Author of The Lost Daughter returns to St. Louis

The Lost Daughter, the sixth and most recent novel by St. Louis native Lucy Ferriss, opens with a harrowing prologue. Teenagers Brooke and Alex, high school sweethearts, panicked by an accidental pregnancy, rent a hotel room to deliver their stillborn child, leaving its body in a dumpster.

Lucy Ferriss will read from her work March 6.

Fifteen years later, Brooke is happily married, proud mother to a young daughter. But when Alex — recently divorced and mourning the death of his son — resurfaces, it triggers a series of revelations that threaten to undo Brooke’s carefully constructed life.

At 6 p.m. Tuesday, March 6, Ferris — a writer-in-residence at Trinity College in Hartford — will read from her work for The Writing Program in Arts & Sciences’ spring Reading Series.

The talk is free and open to the public and takes place in Hurst Lounge, Room 201, Duncker Hall, at the northwest corner of Brookings Quadrangle. A reception and book signing will immediately follow.

For more information, call (314) 935-7130.

The Lost Daughter began with headlines,” Ferriss writes on her website. “Police had been finding the tiny remains of unwanted babies in dumpsters and restrooms.

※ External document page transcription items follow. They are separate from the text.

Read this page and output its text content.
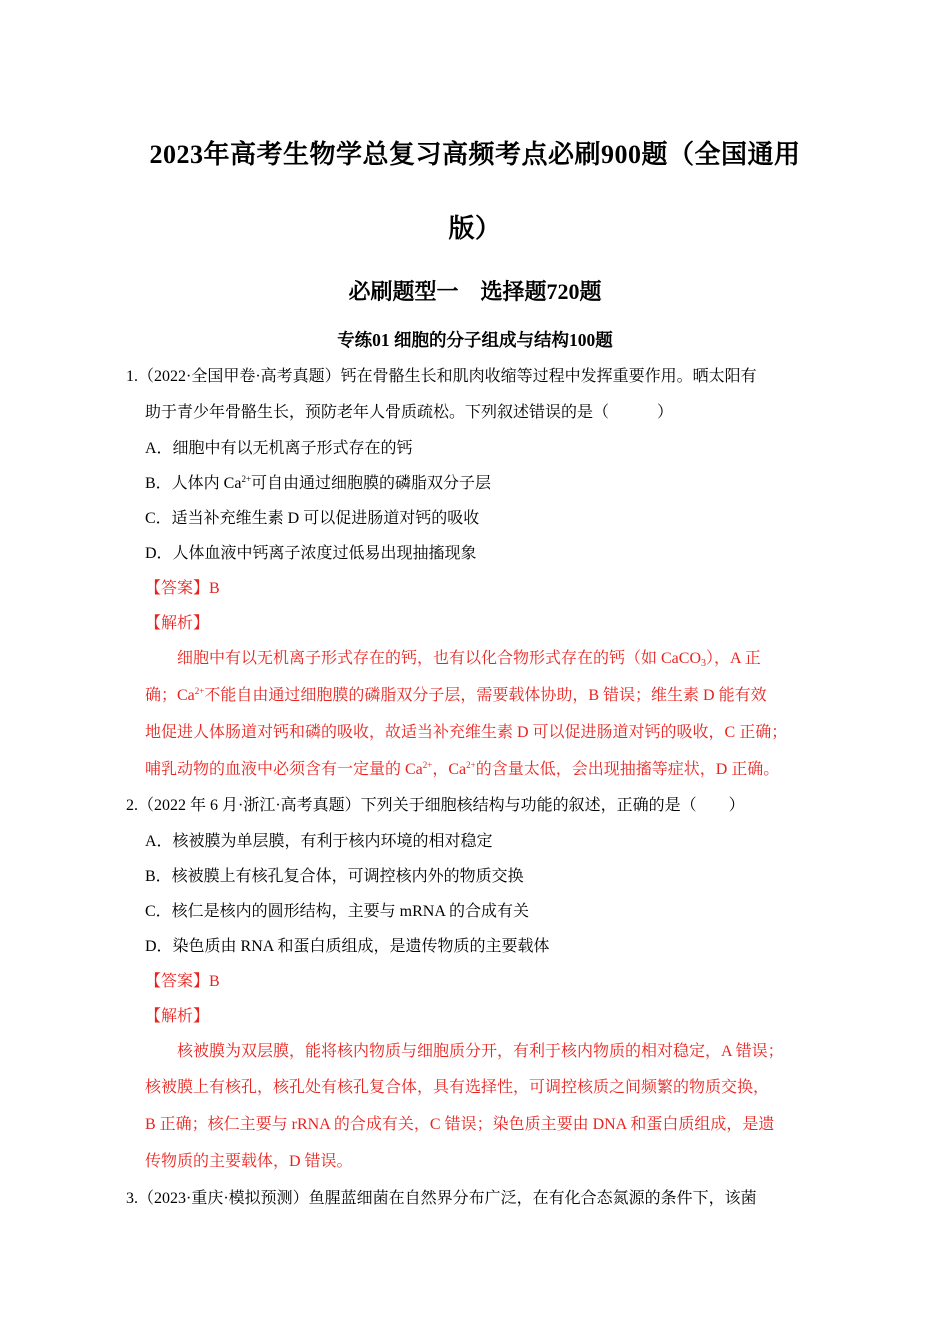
2023年高考生物学总复习高频考点必刷900题（全国通用
版）
必刷题型一　选择题720题
专练01 细胞的分子组成与结构100题
1.（2022·全国甲卷·高考真题）钙在骨骼生长和肌肉收缩等过程中发挥重要作用。晒太阳有
助于青少年骨骼生长，预防老年人骨质疏松。下列叙述错误的是（　　　）
A．细胞中有以无机离子形式存在的钙
B．人体内 $Ca^{2+}$可自由通过细胞膜的磷脂双分子层
C．适当补充维生素 D 可以促进肠道对钙的吸收
D．人体血液中钙离子浓度过低易出现抽搐现象
【答案】B
【解析】
细胞中有以无机离子形式存在的钙，也有以化合物形式存在的钙（如 CaCO$_3$），A 正
确；$Ca^{2+}$不能自由通过细胞膜的磷脂双分子层，需要载体协助，B 错误；维生素 D 能有效
地促进人体肠道对钙和磷的吸收，故适当补充维生素 D 可以促进肠道对钙的吸收，C 正确；
哺乳动物的血液中必须含有一定量的 $Ca^{2+}$，$Ca^{2+}$的含量太低，会出现抽搐等症状，D 正确。
2.（2022 年 6 月·浙江·高考真题）下列关于细胞核结构与功能的叙述，正确的是（　　）
A．核被膜为单层膜，有利于核内环境的相对稳定
B．核被膜上有核孔复合体，可调控核内外的物质交换
C．核仁是核内的圆形结构，主要与 mRNA 的合成有关
D．染色质由 RNA 和蛋白质组成，是遗传物质的主要载体
【答案】B
【解析】
核被膜为双层膜，能将核内物质与细胞质分开，有利于核内物质的相对稳定，A 错误；
核被膜上有核孔，核孔处有核孔复合体，具有选择性，可调控核质之间频繁的物质交换，
B 正确；核仁主要与 rRNA 的合成有关，C 错误；染色质主要由 DNA 和蛋白质组成，是遗
传物质的主要载体，D 错误。
3.（2023·重庆·模拟预测）鱼腥蓝细菌在自然界分布广泛，在有化合态氮源的条件下，该菌
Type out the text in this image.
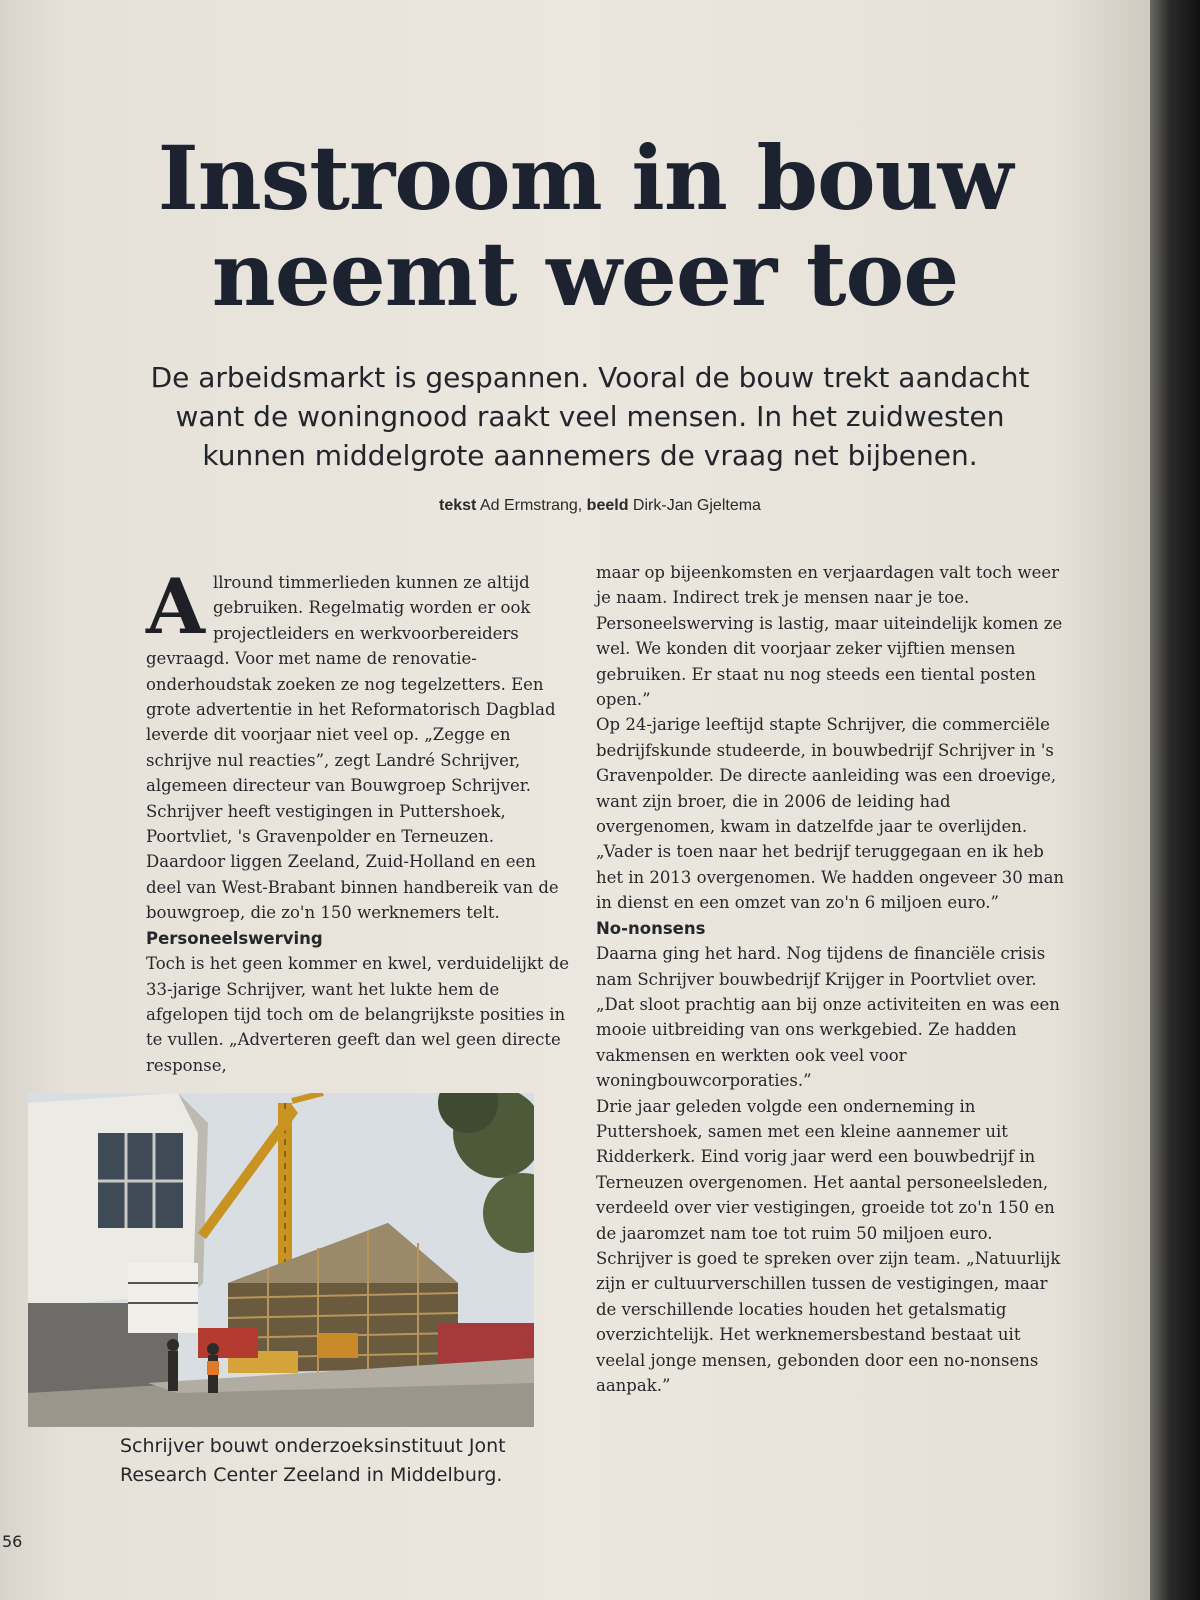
Instroom in bouw
neemt weer toe

De arbeidsmarkt is gespannen. Vooral de bouw trekt aandacht want de woningnood raakt veel mensen. In het zuidwesten kunnen middelgrote aannemers de vraag net bijbenen.

tekst Ad Ermstrang, beeld Dirk-Jan Gjeltema
A llround timmerlieden kunnen ze altijd gebruiken. Regelmatig worden er ook projectleiders en werkvoorbereiders gevraagd. Voor met name de renovatie- onderhoudstak zoeken ze nog tegelzetters. Een grote advertentie in het Reformatorisch Dagblad leverde dit voorjaar niet veel op. „Zegge en schrijve nul reacties”, zegt Landré Schrijver, algemeen directeur van Bouwgroep Schrijver.

Schrijver heeft vestigingen in Puttershoek, Poortvliet, 's Gravenpolder en Terneuzen. Daardoor liggen Zeeland, Zuid-Holland en een deel van West-Brabant binnen handbereik van de bouwgroep, die zo'n 150 werknemers telt.

Personeelswerving

Toch is het geen kommer en kwel, verduidelijkt de 33-jarige Schrijver, want het lukte hem de afgelopen tijd toch om de belangrijkste posities in te vullen. „Adverteren geeft dan wel geen directe response,

maar op bijeenkomsten en verjaardagen valt toch weer je naam. Indirect trek je mensen naar je toe. Personeelswerving is lastig, maar uiteindelijk komen ze wel. We konden dit voorjaar zeker vijftien mensen gebruiken. Er staat nu nog steeds een tiental posten open.”

Op 24-jarige leeftijd stapte Schrijver, die commerciële bedrijfskunde studeerde, in bouwbedrijf Schrijver in 's Gravenpolder. De directe aanleiding was een droevige, want zijn broer, die in 2006 de leiding had overgenomen, kwam in datzelfde jaar te overlijden. „Vader is toen naar het bedrijf teruggegaan en ik heb het in 2013 overgenomen. We hadden ongeveer 30 man in dienst en een omzet van zo'n 6 miljoen euro.”

No-nonsens

Daarna ging het hard. Nog tijdens de financiële crisis nam Schrijver bouwbedrijf Krijger in Poortvliet over. „Dat sloot prachtig aan bij onze activiteiten en was een mooie uitbreiding van ons werkgebied. Ze hadden vakmensen en werkten ook veel voor woningbouwcorporaties.”

Drie jaar geleden volgde een onderneming in Puttershoek, samen met een kleine aannemer uit Ridderkerk. Eind vorig jaar werd een bouwbedrijf in Terneuzen overgenomen. Het aantal personeelsleden, verdeeld over vier vestigingen, groeide tot zo'n 150 en de jaaromzet nam toe tot ruim 50 miljoen euro.

Schrijver is goed te spreken over zijn team. „Natuurlijk zijn er cultuurverschillen tussen de vestigingen, maar de verschillende locaties houden het getalsmatig overzichtelijk. Het werknemersbestand bestaat uit veelal jonge mensen, gebonden door een no-nonsens aanpak.”

Schrijver bouwt onderzoeksinstituut Jont Research Center Zeeland in Middelburg.
56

This wasn’t news. What was news was that the parents turned out to be middle-class white teenagers. How could this have happened? the reporters wanted to know.

“Well, I thought, I know exactly how it happened. And so, more than a decade ago, I set out to write a depressing story. But along the way, my teenaged characters, never caught, grew up. They kept their guilt buried inside them, carrying it as we all carry the unknown sins of our past, letting those mistakes weigh us down.

“Then, surprisingly, I discovered this: the baby lived. And The Lost Daughter was born.”

Ferriss is the author of nine books, including the novels Against Gravity (1996), The Misconceiver (1997) and Nerves of the Heart (2002), as well as the collection Leaving the Neighborhood and Other Stories (2001). Her memoir, Unveiling the Prophet: The Misadventures of a Reluctant Debutante, was named one of the best books of 2005 by the Riverfront Times.

Current projects include a historical novel, The Woman Who Bought the Sky, and a new novel, tentatively titled Honor.